Jim Henley, 09:31 PM

Watch This Space - We may have discovered an actual chemical weapon in Iraq, as you've probably read by now. Donald Rumsfeld warns us not to be too sure yet. Citizen Smash is collecting reactions from different corners of Opinionland (he also has a sensible take on what the preliminary reports may and may not mean). Interested parties should feel free to pigeonhole me as minimizing the importance of the discovery even if it proves out. You want reasons? Sure. Here's a quick list:

o My opposition to the war did not rest on the belief that Saddam had no chemical or biological weapons. I wrote a big long thing poo-poohing the notion that chemical weapons were really "mass destruction" weapons in the summer of 2002. The misadventure with today's IED can't prove my contention, but it sure didn't refute it.

o The shell was unmarked and, like a mustard gas shell in a report Smash also uncovered, its contents were apparently in a state of advanced decay. This tends to bear out the thesis that any chemical weapons Iraq had not destroyed were too old to be any use.

o I'm a libertarian. I believe a government that set out to destroy all of its stock of anything could overlook the odd remnant here or there. When we have the President's tens of thousands of tons and liters of stuff, I'll be impressed, though not swayed as to its political meaning.

o There are two ways to approach the question of any WMD find: 1) Is it big enough to provide what we might call "legal cover" for the Iraq conquest, that is, does this provide a plausible excuse based on UN resolutions etc? 2) Does it demonstrate that Iraq was a threat to the United States that only escalated war could remove? Does it demonstrate the capability and intention to launch a major attack on the United States? (I would class the September 11, 2001 atrocities as a major attack, if you're keeping score.) I only care about the second perspective. I profess only a spectator's interest in the first, because I was never, unlike the government, looking for an excuse to escalate the twelve-year war with Iraq.

Finally, I will be annoying and make an "It's all bad" claim. If this is the worst there is, it's garbage as far as justifying our hundreds of billions of dollars and thousands of dead and maimed and their larger tally of dead and maimed. But if it's a sign that there really is a lot of stuff out there, so much the worse for the hawks - and for the rest of us.

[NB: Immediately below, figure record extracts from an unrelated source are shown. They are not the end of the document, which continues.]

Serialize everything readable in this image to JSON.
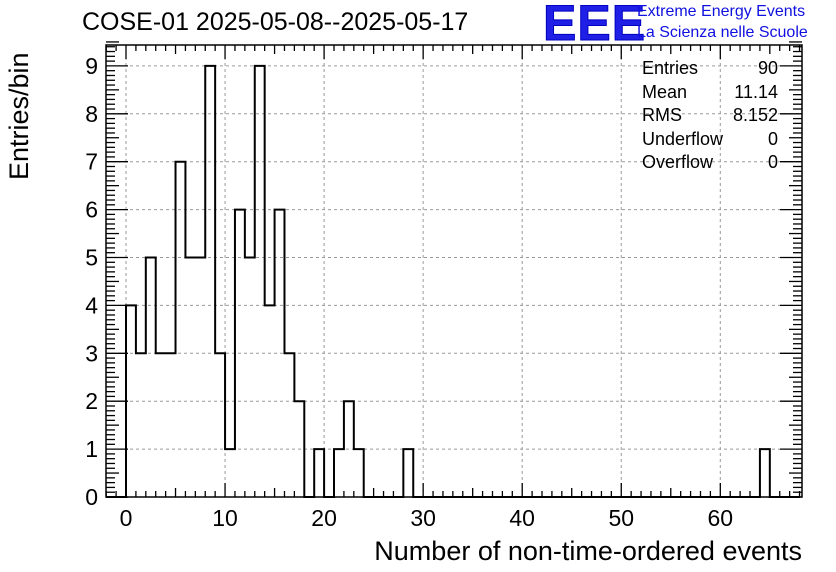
{
  "chart_data": {
    "type": "bar",
    "title": "COSE-01 2025-05-08--2025-05-17",
    "xlabel": "Number of non-time-ordered events",
    "ylabel": "Entries/bin",
    "xlim": [
      -2,
      68
    ],
    "ylim": [
      0,
      9.5
    ],
    "bin_width": 1,
    "x_ticks": [
      0,
      10,
      20,
      30,
      40,
      50,
      60
    ],
    "y_ticks": [
      0,
      1,
      2,
      3,
      4,
      5,
      6,
      7,
      8,
      9
    ],
    "grid": true,
    "bins": [
      {
        "x": 1,
        "value": 4
      },
      {
        "x": 2,
        "value": 3
      },
      {
        "x": 3,
        "value": 5
      },
      {
        "x": 4,
        "value": 3
      },
      {
        "x": 5,
        "value": 3
      },
      {
        "x": 6,
        "value": 7
      },
      {
        "x": 7,
        "value": 5
      },
      {
        "x": 8,
        "value": 5
      },
      {
        "x": 9,
        "value": 9
      },
      {
        "x": 10,
        "value": 3
      },
      {
        "x": 11,
        "value": 1
      },
      {
        "x": 12,
        "value": 6
      },
      {
        "x": 13,
        "value": 5
      },
      {
        "x": 14,
        "value": 9
      },
      {
        "x": 15,
        "value": 4
      },
      {
        "x": 16,
        "value": 6
      },
      {
        "x": 17,
        "value": 3
      },
      {
        "x": 18,
        "value": 2
      },
      {
        "x": 20,
        "value": 1
      },
      {
        "x": 22,
        "value": 1
      },
      {
        "x": 23,
        "value": 2
      },
      {
        "x": 24,
        "value": 1
      },
      {
        "x": 29,
        "value": 1
      },
      {
        "x": 65,
        "value": 1
      }
    ],
    "stats": [
      {
        "label": "Entries",
        "value": "90"
      },
      {
        "label": "Mean",
        "value": "11.14"
      },
      {
        "label": "RMS",
        "value": "8.152"
      },
      {
        "label": "Underflow",
        "value": "0"
      },
      {
        "label": "Overflow",
        "value": "0"
      }
    ],
    "stats_placement": "top-right"
  },
  "logo": {
    "letters": "EEE",
    "line1": "Extreme Energy Events",
    "line2": "La Scienza nelle Scuole",
    "color": "#1f1fe6"
  }
}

Because one of the reasons we gave for avoiding war in the first place was that, if Saddam possessed usable chemical and biological weapons, war itself was the most likely vector of putting them in the hands of terrorists. (See Gene Healy for an Advantage: Me! item on that score.)

Jim Henley, 09:15 PM

No You're Not Missing Something - Kevin Drum figures it out :

But it's not that simple, is it? After all, we don't have several hundred thousand troops. I've heard some reasonable sounding suggestions that by mobilizing more reserves and doing a few other things we could dredge up another 50-60,000 troops or so, but nothing that would get us up to the 300,000 that Shinseki wanted. They just aren't there.

So it wasn't really a matter only of Bush and Rumsfeld wanting to wage war on the cheap. Rather, if they had accepted Shinseki's advice, they wouldn't have been able to wage their war at all - at least, not in the timeframe they wanted.

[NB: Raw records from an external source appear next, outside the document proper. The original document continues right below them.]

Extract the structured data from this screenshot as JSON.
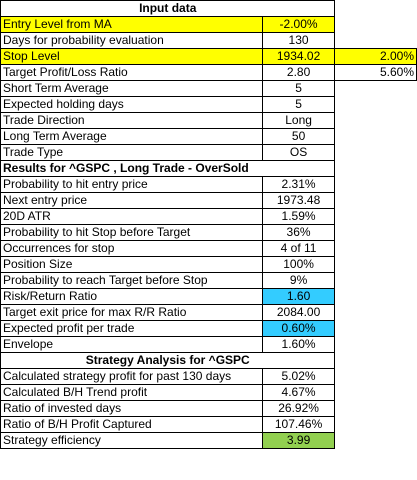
{
  "colors": {
    "yellow": "#ffff00",
    "blue": "#33ccff",
    "green": "#92d050"
  },
  "rows": [
    {
      "type": "header",
      "text": "Input data",
      "align": "center"
    },
    {
      "label": "Entry Level from MA",
      "value": "-2.00%",
      "label_hl": "yellow",
      "value_hl": "yellow"
    },
    {
      "label": "Days for probability evaluation",
      "value": "130"
    },
    {
      "label": "Stop Level",
      "value": "1934.02",
      "extra": "2.00%",
      "label_hl": "yellow",
      "value_hl": "yellow",
      "extra_hl": "yellow"
    },
    {
      "label": "Target Profit/Loss Ratio",
      "value": "2.80",
      "extra": "5.60%"
    },
    {
      "label": "Short Term Average",
      "value": "5"
    },
    {
      "label": "Expected holding days",
      "value": "5"
    },
    {
      "label": "Trade Direction",
      "value": "Long"
    },
    {
      "label": "Long Term Average",
      "value": "50"
    },
    {
      "label": "Trade Type",
      "value": "OS"
    },
    {
      "type": "header",
      "text": "Results for ^GSPC , Long Trade - OverSold",
      "align": "left"
    },
    {
      "label": "Probability to hit entry price",
      "value": "2.31%"
    },
    {
      "label": "Next entry price",
      "value": "1973.48"
    },
    {
      "label": "20D ATR",
      "value": "1.59%"
    },
    {
      "label": "Probability to hit Stop before Target",
      "value": "36%"
    },
    {
      "label": "Occurrences for stop",
      "value": "4 of 11"
    },
    {
      "label": "Position Size",
      "value": "100%"
    },
    {
      "label": "Probability to reach Target before Stop",
      "value": "9%"
    },
    {
      "label": "Risk/Return Ratio",
      "value": "1.60",
      "value_hl": "blue"
    },
    {
      "label": "Target exit price for max R/R Ratio",
      "value": "2084.00"
    },
    {
      "label": "Expected profit per trade",
      "value": "0.60%",
      "value_hl": "blue"
    },
    {
      "label": "Envelope",
      "value": "1.60%"
    },
    {
      "type": "header",
      "text": "Strategy Analysis for ^GSPC",
      "align": "center"
    },
    {
      "label": "Calculated strategy profit for past 130 days",
      "value": "5.02%"
    },
    {
      "label": "Calculated B/H Trend profit",
      "value": "4.67%"
    },
    {
      "label": "Ratio of invested days",
      "value": "26.92%"
    },
    {
      "label": "Ratio of B/H Profit Captured",
      "value": "107.46%"
    },
    {
      "label": "Strategy efficiency",
      "value": "3.99",
      "value_hl": "green"
    }
  ]
}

That's right, isn't it? Or am I missing something?

The only remaining question is whether the only lied to us - about troop strength, occupation length, financial cost - or to themselves too. The latter would move us into "worse than a crime, it was a mistake" territory.

Jim Henley, 09:09 AM
May 16, 2004

Fitness Blogging has a new, more prolix home. Explanation here, look and feel very much in progress. From the UO end, we'll be doing nutrition politics and weekly pointers (maybe) to the training journal. The nitty gritty of marathon prep will be at the new home.